Last week Studio Daily published my Adobe Premiere Pro CS6 review. It’s a longie but a goodie as I tried to go into detail about what I really like and what I kinda don’t like about this brand new Premiere Pro. I had been pounding it hard on several projects before writing the review. I have had a few questions about exactly what kind of jobs I’ve been working on with it.
The three “real” jobs I have cut this far in Premiere Pro CS6 (I’ve used the beta for quite a while before on a number of personal projects) have been corporate pieces, mostly under 5 minutes. Total source media was between one and two hours for most of them. They have involved a number of formats including XDCAM, Canon DSLR and RED. While they’ve been short a couple of them have had some complexity to them with multiple audio tracks, some effects like split screen / picture-in-picture and in-app color work. The RED project was cut in offline ProRes Proxy with a conform in a Baselight. On that RED project I also reconformed the edit to a native RED R3D sequence (scaling the 4K to 1920 x 1080) just in case we need that.
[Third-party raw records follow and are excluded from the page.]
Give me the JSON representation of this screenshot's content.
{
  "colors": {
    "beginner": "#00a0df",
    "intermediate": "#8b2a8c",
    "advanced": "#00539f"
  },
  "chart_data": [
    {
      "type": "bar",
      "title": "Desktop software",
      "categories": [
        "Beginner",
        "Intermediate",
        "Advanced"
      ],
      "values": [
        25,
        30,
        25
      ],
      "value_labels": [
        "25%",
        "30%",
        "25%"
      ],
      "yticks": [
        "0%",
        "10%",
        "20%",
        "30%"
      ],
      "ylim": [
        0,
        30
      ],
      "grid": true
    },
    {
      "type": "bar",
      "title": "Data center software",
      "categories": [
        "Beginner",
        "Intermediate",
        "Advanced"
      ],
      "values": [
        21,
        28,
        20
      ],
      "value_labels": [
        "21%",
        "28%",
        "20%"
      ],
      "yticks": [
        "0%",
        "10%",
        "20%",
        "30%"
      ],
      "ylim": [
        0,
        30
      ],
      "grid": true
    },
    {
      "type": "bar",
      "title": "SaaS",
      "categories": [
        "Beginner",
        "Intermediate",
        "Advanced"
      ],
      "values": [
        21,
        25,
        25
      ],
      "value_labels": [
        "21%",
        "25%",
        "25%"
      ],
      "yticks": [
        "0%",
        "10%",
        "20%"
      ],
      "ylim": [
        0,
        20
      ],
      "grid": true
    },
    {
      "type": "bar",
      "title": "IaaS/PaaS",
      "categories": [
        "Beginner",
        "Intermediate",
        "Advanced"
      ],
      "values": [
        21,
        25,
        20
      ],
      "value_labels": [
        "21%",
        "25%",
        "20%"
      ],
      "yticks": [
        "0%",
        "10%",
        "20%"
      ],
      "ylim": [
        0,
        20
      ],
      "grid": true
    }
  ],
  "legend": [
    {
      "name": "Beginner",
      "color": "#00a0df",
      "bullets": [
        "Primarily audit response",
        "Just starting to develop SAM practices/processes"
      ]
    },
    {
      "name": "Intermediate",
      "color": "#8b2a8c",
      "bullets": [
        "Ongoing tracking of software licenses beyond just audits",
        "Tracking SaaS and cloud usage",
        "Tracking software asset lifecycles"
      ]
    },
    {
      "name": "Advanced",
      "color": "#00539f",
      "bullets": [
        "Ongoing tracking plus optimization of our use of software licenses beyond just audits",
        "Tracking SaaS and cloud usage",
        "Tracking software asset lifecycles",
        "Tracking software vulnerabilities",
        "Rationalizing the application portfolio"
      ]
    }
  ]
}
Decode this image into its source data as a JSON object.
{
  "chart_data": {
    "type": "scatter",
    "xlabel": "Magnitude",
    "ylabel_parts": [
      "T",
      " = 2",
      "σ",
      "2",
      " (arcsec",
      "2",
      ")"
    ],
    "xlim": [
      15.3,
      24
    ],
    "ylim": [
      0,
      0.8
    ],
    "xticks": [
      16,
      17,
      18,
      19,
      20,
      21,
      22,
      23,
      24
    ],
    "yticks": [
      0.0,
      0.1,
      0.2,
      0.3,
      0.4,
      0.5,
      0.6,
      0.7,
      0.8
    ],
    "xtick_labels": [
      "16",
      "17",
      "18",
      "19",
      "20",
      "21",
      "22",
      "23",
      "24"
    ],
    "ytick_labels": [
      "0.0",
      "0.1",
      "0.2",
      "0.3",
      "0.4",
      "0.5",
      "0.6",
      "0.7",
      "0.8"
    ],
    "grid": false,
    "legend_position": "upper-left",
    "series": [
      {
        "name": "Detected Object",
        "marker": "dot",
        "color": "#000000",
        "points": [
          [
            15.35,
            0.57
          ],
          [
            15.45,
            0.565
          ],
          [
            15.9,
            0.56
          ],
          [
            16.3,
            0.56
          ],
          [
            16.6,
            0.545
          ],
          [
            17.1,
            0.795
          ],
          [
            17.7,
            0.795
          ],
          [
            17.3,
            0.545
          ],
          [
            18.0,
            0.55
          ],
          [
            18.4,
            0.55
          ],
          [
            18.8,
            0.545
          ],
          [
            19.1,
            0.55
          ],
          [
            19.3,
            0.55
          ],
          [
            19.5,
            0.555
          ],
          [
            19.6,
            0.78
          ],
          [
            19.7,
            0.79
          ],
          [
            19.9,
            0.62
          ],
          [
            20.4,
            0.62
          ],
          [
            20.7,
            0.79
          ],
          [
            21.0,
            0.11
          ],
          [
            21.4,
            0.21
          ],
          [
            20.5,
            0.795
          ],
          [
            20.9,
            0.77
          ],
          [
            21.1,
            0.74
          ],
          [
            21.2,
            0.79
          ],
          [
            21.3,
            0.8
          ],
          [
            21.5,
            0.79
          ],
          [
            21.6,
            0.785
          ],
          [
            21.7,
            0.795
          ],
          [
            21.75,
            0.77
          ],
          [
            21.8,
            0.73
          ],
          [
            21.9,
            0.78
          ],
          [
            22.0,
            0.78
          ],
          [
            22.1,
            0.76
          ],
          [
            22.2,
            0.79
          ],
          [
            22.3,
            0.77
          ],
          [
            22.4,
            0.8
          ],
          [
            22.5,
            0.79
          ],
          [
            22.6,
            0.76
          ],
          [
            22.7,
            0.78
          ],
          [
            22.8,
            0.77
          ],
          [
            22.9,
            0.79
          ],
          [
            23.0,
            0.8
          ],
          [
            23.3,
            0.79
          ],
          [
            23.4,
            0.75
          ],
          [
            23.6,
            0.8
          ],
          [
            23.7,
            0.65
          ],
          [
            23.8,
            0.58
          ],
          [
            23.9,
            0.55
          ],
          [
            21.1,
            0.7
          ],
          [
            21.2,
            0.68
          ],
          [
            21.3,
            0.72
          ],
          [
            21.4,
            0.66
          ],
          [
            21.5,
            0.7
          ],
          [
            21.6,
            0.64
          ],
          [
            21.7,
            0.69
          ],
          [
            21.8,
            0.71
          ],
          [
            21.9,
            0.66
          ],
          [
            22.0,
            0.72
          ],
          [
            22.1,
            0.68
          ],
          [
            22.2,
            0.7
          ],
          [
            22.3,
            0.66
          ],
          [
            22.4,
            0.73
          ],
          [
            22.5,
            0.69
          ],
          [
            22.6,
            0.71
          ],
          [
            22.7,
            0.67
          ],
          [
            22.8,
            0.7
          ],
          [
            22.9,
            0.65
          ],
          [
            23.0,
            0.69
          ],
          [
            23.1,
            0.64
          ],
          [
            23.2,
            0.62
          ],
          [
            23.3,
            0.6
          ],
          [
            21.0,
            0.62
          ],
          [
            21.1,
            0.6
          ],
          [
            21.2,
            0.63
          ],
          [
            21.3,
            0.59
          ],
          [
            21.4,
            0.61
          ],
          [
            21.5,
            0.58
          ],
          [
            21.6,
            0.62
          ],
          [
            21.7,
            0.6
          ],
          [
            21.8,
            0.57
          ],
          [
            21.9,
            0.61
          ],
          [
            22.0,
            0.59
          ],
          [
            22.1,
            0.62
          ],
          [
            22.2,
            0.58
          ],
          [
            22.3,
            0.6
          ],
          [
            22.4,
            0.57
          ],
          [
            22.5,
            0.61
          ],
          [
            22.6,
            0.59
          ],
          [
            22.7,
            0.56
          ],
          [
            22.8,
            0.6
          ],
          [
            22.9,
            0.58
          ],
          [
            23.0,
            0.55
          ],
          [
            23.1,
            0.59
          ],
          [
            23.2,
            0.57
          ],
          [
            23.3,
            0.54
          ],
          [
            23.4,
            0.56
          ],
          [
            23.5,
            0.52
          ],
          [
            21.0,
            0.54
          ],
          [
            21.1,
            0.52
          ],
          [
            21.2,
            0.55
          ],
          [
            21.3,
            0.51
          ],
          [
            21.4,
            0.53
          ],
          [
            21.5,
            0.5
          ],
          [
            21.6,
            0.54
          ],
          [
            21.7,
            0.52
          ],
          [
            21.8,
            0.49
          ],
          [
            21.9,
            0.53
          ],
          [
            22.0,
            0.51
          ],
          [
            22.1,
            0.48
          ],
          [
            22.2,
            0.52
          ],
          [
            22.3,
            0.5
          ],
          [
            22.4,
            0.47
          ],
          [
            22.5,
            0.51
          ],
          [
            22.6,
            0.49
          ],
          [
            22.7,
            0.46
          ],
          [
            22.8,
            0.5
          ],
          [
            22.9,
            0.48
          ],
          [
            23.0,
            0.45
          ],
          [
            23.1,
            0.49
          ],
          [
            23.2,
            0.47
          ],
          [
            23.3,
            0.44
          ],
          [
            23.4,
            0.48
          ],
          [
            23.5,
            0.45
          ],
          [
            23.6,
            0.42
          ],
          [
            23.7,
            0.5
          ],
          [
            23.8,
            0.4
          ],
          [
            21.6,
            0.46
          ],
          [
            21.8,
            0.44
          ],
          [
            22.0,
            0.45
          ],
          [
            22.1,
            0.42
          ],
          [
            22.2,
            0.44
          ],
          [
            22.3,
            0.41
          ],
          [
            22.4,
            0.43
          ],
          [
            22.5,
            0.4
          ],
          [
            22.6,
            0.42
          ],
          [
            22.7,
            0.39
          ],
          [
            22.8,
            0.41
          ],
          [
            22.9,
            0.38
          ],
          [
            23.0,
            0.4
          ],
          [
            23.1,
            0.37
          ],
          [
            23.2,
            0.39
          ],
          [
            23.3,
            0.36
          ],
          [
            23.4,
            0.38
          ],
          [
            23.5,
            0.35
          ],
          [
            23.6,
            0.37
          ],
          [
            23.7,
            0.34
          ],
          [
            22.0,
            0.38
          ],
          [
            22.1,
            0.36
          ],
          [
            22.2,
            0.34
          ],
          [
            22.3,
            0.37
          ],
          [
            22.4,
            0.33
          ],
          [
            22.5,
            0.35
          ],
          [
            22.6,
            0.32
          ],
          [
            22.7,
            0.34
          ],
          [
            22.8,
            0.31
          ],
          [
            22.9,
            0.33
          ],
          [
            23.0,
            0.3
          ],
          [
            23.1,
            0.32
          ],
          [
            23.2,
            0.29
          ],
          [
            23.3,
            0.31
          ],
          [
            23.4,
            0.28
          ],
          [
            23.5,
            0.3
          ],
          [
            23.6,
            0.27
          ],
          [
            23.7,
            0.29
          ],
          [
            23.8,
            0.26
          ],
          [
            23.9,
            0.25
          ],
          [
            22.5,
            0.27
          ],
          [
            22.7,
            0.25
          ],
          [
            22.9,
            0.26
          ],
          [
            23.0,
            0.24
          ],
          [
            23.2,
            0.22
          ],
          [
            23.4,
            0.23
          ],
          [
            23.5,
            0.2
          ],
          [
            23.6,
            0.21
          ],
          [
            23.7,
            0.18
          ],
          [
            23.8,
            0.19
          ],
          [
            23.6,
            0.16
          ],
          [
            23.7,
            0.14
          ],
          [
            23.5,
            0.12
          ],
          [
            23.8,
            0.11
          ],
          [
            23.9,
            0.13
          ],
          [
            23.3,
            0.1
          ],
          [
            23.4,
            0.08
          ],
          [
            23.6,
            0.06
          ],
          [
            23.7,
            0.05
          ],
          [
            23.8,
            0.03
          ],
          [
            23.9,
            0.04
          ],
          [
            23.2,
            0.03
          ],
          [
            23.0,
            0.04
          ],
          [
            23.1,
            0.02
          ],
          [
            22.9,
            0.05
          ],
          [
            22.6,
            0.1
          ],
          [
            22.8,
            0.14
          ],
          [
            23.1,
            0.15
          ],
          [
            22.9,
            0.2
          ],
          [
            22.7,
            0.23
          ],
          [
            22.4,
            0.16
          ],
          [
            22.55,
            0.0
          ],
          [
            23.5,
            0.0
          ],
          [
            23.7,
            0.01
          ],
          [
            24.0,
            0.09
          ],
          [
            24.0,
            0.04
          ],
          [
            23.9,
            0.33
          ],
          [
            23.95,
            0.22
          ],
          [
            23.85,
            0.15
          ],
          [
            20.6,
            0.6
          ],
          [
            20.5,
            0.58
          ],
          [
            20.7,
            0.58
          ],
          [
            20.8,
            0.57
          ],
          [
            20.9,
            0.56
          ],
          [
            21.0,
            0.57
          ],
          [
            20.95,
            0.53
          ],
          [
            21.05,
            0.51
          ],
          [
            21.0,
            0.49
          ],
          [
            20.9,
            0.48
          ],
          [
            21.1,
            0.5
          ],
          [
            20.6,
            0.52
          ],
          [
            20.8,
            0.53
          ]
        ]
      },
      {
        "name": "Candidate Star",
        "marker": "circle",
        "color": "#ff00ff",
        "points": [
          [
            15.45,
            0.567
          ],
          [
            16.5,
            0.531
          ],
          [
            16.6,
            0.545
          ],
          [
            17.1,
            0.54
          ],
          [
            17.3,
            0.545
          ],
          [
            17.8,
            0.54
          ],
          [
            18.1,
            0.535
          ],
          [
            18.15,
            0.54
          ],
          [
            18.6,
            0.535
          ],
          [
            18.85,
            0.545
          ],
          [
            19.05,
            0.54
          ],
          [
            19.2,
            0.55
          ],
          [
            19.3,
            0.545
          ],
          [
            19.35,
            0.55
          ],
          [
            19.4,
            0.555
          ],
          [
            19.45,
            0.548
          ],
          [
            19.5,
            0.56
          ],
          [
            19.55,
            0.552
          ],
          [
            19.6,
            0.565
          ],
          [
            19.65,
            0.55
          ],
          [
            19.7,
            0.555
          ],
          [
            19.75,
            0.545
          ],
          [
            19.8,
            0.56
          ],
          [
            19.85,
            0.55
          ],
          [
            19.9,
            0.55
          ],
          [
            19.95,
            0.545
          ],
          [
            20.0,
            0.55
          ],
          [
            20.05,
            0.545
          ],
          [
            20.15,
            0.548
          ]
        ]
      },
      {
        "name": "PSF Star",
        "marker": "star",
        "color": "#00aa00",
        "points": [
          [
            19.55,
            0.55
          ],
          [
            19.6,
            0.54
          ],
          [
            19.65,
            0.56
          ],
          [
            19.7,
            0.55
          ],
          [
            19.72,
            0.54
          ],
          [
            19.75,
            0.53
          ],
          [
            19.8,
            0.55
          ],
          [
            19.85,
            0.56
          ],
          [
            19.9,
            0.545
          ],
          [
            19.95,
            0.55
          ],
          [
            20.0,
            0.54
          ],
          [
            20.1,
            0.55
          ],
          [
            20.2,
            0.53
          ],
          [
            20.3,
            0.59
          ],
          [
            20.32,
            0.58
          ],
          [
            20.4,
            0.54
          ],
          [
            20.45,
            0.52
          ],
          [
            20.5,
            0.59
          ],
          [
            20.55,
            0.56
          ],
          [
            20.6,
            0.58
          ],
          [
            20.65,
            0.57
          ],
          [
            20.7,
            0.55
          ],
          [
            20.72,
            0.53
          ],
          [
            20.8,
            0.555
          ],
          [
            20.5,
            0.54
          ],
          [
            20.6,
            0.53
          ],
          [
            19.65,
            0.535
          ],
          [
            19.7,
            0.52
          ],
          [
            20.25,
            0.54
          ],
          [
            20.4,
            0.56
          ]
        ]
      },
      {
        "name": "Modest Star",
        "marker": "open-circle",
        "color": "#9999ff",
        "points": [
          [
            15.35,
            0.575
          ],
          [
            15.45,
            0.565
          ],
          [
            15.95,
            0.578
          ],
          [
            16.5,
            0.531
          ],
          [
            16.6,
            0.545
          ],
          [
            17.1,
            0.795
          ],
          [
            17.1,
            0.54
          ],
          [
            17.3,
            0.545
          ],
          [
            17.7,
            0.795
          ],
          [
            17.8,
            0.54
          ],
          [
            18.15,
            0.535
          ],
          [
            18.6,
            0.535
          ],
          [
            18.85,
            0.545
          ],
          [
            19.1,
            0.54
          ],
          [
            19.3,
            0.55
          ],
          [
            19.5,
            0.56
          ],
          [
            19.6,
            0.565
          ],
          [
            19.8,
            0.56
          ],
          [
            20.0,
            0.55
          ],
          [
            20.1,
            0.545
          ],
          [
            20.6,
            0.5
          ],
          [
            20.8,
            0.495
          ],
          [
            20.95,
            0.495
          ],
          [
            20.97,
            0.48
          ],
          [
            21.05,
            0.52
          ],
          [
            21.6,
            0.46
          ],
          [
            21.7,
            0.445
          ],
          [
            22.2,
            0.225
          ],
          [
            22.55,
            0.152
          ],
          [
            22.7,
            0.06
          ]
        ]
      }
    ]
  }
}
One of those three jobs had the audio exported via OMF to an audio mixer using ProTools which went off without a hitch.
This past week I began “real world” project number four in Premiere Pro CS6 … this time using the multicam editing found in PPro. Multicam is a topic I didn’t address at length in the Studio Daily review as I hadn’t used it. That’ll be worth its own blog post later as PPro multicam is a very interesting beast.
One thing these Premiere Pro CS6 projects didn’t have is length as they were short form. I have yet to see how PPro CS6 can handle a longform edit. I also haven’t done any real extensive round-tripping amongst the Adobe Production Premium apps though I have done some Dynamic Linking to After Effects and that worked well. On one of the three jobs I brought a PPro sequence into Adobe’s DVD authoring app Adobe Encore and authored a simple DVD. No muss, no fuss.
I have used Adobe Media Encoder on all these jobs to create H.264s, DVD encodes and several ProRes masters. AME works great and is very fast. It’s nicely integrated into Premiere Pro CS6 and the batch exporting functionality from PPro is quite handy.
I hope this is a bit of an explanation as to what I’ve been working on in the brand new Premiere Pro CS6 and what kind of time I’ve had pounding on the application in order to have enough “real world” information to write a review. Like most who write here on Pro Video Coalition, we’re not just reviewers who play with a tool before writing about it. We’re working professionals who kick the tires and pound the pavement with the tools in real world situations. That’s how you learn both the good and the bad about this stuff.
I gave Premiere Pro CS6 a Sweet rating in the Studio Daily review. The review scale goes like this: Lame, OK, Solid, Sweet, Hot. Why did I not rate Premiere Pro CS6 as Hot? Check the What Should Happen with Premiere Pro CS6.5 or CS 7? section of the review for a few critical things that Adobe needs to address. I think one main reason I couldn’t rate Premiere Pro CS6 as Hot (as good as this new version is) is that most of those items like media management, conforming, and XML output issues are things that have been in the app for quite a while in their current form. But Premiere Pro CS6 is a very good application, much better than the Premiere Pro’s before it. If it wasn’t then I wouldn’t have spent the last three weeks working in it.